Because of that, we expect most companies will need to report on E1, the Climate Change standard, which includes greenhouse gas emissions. Covered organisations will need to disclose their full scope 1-3 emissions, alongside their climate risks assessment and any policies related to climate change mitigation and adaptation.

Other considerations

The depth and scope of the CSRD—which covers not just a company's own operations but also their value chains—means there are many new considerations to keep in mind.

To prevent greenwashing and bring sustainability reporting up to the level of rigour required for financial reporting, the CSRD introduces an audit assurance requirement for its reporting—beginning with limited assurance in 2026, followed by reasonable assurance two years later. The assurance requirement will be a new motion for many companies who will need high levels of data accuracy, completeness, and controls.

On the policy front, the CSRD is closely linked to the EU Green Taxonomy, a classification system that establishes a list of environmentally sustainable economic activities. Companies within the scope of the CSRD will also have to comply with the taxonomy. Reporting on both regulations will be in companies’ annual sustainability reports.

The CSRD’s timeline

The CSRD became law on 5 January 2023 and the EU Commission released the final ESRS on 31 July 2023. Specific requirements for some sectors—along with non-EU company guidelines—will come out in 2024.

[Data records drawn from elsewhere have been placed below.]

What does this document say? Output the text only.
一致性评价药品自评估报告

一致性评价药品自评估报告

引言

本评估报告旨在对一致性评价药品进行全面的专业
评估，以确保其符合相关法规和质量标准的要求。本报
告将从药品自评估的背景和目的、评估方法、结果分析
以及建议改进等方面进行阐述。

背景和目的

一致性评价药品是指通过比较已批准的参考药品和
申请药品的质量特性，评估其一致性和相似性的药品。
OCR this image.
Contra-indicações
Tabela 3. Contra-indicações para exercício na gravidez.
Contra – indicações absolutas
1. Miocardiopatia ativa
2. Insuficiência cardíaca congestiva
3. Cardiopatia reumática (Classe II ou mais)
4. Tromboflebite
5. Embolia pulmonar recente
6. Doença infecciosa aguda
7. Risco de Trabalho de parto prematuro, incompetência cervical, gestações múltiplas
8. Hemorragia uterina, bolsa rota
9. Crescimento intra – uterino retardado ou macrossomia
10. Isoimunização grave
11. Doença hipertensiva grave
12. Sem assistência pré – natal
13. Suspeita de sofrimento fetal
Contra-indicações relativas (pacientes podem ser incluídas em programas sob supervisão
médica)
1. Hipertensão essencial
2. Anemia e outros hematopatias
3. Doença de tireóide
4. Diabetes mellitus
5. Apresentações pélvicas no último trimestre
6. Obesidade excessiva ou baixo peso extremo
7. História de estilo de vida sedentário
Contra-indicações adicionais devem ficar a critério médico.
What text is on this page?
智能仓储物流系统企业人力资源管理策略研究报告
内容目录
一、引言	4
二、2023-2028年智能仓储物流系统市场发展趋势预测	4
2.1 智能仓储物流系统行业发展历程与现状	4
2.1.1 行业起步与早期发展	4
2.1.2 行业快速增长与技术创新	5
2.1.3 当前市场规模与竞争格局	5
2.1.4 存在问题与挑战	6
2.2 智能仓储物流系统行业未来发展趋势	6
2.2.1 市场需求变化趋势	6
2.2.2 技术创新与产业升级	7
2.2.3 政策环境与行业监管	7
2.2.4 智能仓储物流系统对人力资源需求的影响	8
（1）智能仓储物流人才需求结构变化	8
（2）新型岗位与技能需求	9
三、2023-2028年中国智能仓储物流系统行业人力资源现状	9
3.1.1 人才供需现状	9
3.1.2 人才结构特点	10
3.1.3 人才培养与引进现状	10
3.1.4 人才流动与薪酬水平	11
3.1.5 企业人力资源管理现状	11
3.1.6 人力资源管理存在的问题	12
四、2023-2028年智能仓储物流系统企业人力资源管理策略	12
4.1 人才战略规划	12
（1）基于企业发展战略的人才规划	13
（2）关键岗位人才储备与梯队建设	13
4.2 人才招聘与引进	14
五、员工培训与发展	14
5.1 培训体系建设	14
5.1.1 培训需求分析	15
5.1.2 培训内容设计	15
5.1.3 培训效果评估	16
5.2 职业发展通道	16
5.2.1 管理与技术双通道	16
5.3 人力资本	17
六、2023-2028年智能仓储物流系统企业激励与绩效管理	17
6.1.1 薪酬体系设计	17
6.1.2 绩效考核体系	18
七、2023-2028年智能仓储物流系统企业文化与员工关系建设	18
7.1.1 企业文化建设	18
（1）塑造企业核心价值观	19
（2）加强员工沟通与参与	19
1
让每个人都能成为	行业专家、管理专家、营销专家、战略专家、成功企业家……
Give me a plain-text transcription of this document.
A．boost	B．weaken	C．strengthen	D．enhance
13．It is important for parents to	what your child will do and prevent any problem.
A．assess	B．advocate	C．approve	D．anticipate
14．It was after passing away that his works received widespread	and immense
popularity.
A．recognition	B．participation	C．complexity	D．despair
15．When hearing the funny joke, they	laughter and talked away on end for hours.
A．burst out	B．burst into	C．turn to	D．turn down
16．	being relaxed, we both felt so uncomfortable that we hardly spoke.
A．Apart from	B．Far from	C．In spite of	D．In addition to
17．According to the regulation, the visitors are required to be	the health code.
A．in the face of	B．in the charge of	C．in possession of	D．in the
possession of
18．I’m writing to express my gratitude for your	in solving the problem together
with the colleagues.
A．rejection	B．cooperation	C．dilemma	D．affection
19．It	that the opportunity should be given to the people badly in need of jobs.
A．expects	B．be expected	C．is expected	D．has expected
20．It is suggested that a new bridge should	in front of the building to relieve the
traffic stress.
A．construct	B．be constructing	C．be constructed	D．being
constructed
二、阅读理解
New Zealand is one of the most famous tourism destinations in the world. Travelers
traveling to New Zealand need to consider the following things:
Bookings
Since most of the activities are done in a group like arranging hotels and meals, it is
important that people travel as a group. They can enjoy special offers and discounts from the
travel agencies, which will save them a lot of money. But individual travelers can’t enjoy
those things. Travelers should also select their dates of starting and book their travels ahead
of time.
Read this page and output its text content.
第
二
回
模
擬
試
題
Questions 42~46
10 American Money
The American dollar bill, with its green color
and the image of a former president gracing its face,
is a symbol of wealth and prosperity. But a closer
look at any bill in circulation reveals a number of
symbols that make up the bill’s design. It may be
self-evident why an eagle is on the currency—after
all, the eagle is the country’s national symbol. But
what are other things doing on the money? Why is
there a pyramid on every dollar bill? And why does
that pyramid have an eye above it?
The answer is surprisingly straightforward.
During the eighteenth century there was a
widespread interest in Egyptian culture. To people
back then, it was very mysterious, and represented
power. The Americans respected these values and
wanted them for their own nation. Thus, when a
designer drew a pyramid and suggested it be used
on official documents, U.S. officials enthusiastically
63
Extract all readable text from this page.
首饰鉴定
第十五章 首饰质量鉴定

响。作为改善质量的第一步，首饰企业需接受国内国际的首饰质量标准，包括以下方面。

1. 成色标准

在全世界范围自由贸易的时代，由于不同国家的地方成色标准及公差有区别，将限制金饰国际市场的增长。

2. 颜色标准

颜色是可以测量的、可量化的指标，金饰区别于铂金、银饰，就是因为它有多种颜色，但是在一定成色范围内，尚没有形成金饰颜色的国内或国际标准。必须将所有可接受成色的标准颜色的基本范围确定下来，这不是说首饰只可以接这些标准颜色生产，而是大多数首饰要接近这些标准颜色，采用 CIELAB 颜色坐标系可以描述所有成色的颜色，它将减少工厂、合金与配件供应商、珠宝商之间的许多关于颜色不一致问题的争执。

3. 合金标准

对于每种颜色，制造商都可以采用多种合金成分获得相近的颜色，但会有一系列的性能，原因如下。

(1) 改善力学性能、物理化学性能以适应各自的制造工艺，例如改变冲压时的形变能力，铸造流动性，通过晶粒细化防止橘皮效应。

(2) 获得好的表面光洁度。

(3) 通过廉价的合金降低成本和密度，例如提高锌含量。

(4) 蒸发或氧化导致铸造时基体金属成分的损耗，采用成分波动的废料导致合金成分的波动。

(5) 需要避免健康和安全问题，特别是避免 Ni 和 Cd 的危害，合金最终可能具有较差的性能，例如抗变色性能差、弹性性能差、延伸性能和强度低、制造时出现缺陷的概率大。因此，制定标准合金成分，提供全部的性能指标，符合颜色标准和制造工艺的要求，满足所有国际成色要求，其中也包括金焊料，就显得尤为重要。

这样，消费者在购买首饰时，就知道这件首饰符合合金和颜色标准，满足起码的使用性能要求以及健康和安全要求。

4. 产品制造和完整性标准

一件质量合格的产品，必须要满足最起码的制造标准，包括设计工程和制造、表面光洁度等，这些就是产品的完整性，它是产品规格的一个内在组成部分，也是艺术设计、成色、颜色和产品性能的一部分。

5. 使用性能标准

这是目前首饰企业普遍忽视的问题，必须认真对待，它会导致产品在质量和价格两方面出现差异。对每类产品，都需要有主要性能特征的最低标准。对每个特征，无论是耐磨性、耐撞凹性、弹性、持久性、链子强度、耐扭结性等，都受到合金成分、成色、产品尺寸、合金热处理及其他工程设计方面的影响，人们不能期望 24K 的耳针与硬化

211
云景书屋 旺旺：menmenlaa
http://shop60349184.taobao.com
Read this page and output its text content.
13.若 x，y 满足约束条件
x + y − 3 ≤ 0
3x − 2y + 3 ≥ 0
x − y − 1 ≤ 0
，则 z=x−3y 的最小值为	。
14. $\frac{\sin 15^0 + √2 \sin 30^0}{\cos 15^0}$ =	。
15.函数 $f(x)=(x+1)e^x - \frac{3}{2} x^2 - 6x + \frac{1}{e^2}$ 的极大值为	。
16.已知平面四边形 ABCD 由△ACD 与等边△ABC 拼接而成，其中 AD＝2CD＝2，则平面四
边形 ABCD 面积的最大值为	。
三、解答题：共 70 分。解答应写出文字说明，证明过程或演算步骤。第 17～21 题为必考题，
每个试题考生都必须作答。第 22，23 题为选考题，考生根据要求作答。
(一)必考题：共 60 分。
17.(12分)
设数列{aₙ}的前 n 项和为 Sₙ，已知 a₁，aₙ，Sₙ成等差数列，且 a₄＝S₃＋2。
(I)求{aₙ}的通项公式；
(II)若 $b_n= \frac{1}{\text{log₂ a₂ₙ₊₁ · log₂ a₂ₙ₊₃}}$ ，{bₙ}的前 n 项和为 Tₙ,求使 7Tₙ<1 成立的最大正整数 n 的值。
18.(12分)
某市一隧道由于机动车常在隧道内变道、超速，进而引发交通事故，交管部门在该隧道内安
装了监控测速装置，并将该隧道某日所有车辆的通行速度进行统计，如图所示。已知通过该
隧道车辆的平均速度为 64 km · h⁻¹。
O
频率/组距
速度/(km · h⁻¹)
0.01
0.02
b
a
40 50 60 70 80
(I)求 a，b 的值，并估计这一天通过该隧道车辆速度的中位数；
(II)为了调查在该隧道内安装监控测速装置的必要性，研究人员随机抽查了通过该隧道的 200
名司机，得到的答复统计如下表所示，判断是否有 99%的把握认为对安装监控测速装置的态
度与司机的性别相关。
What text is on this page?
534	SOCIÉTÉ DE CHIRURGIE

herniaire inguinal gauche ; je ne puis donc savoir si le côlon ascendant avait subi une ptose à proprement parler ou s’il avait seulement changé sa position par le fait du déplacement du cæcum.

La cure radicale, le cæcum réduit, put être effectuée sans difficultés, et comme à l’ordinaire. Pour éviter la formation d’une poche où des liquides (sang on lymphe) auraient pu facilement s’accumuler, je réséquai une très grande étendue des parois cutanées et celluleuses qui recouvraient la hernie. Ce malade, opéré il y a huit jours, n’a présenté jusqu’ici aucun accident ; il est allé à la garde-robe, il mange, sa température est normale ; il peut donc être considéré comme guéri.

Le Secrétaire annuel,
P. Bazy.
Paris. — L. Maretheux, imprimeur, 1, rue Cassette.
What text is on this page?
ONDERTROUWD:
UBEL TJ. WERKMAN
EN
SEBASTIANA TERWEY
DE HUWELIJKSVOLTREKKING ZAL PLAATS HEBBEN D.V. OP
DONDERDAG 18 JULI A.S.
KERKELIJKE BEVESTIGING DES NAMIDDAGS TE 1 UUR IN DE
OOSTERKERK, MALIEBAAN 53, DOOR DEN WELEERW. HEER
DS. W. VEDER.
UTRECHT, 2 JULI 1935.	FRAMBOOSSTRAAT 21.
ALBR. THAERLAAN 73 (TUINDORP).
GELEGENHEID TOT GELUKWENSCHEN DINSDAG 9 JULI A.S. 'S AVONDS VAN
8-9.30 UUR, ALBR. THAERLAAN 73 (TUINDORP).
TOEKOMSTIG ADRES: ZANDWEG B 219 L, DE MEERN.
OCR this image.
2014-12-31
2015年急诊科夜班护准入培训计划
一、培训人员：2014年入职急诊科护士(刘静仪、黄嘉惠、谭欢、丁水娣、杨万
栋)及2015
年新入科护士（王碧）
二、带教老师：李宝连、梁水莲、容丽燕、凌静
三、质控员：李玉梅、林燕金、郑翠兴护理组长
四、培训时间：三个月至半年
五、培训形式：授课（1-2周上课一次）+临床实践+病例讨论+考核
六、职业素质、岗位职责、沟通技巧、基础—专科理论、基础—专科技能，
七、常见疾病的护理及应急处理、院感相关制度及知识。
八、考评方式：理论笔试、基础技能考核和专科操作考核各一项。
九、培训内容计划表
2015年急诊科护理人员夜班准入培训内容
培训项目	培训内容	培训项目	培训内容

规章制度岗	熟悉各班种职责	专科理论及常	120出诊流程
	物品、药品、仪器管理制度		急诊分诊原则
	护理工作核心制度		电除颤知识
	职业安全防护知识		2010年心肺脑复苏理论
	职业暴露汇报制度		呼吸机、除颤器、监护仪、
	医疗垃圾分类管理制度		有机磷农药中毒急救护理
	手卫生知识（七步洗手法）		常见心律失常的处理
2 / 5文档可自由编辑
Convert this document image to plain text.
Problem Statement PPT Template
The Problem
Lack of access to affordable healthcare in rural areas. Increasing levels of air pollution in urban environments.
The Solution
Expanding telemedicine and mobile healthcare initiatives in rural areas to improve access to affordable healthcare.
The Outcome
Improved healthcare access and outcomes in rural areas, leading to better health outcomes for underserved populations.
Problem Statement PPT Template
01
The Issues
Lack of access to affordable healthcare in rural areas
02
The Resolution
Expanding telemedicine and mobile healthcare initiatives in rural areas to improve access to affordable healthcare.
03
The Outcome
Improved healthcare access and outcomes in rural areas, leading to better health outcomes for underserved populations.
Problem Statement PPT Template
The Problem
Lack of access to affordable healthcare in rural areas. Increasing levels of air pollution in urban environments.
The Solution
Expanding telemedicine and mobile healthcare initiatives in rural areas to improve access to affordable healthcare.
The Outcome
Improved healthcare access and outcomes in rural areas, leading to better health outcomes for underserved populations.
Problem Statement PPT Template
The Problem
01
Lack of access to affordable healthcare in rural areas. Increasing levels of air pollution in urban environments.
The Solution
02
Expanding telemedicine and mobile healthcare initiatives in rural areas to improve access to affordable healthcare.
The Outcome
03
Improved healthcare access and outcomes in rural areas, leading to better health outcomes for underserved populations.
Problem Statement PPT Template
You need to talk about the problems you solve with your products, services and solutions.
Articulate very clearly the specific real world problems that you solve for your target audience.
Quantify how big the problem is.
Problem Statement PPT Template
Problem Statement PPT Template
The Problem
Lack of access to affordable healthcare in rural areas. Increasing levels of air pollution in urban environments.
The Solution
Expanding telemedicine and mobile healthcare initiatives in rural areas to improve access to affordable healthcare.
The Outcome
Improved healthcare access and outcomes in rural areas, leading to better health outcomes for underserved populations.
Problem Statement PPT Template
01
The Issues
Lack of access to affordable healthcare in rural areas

CSRD disclosure: How and when to report

CSRD reporting requirements will be phased in for different groups of firms over the coming years. Firms currently reporting under the NFRD will need to make their first CSRD disclosures in their 2025 management report, using 2024 data. For other public companies that are not SMEs or micro-cap, their first CSRD reporting will be in their 2026 management report, using 2025 data. That deadline will also apply to large private companies caught by the regulation.

For listed SMEs, reporting begins in their 2027 management report, using 2026 data. The new parent-company level reporting requirements for qualifying non-EU firms will form part of 2029 reporting, using 2028 data.

CSRD disclosures will need to be in a machine-readable digital format so that submissions can be aggregated into a single EU-wide database.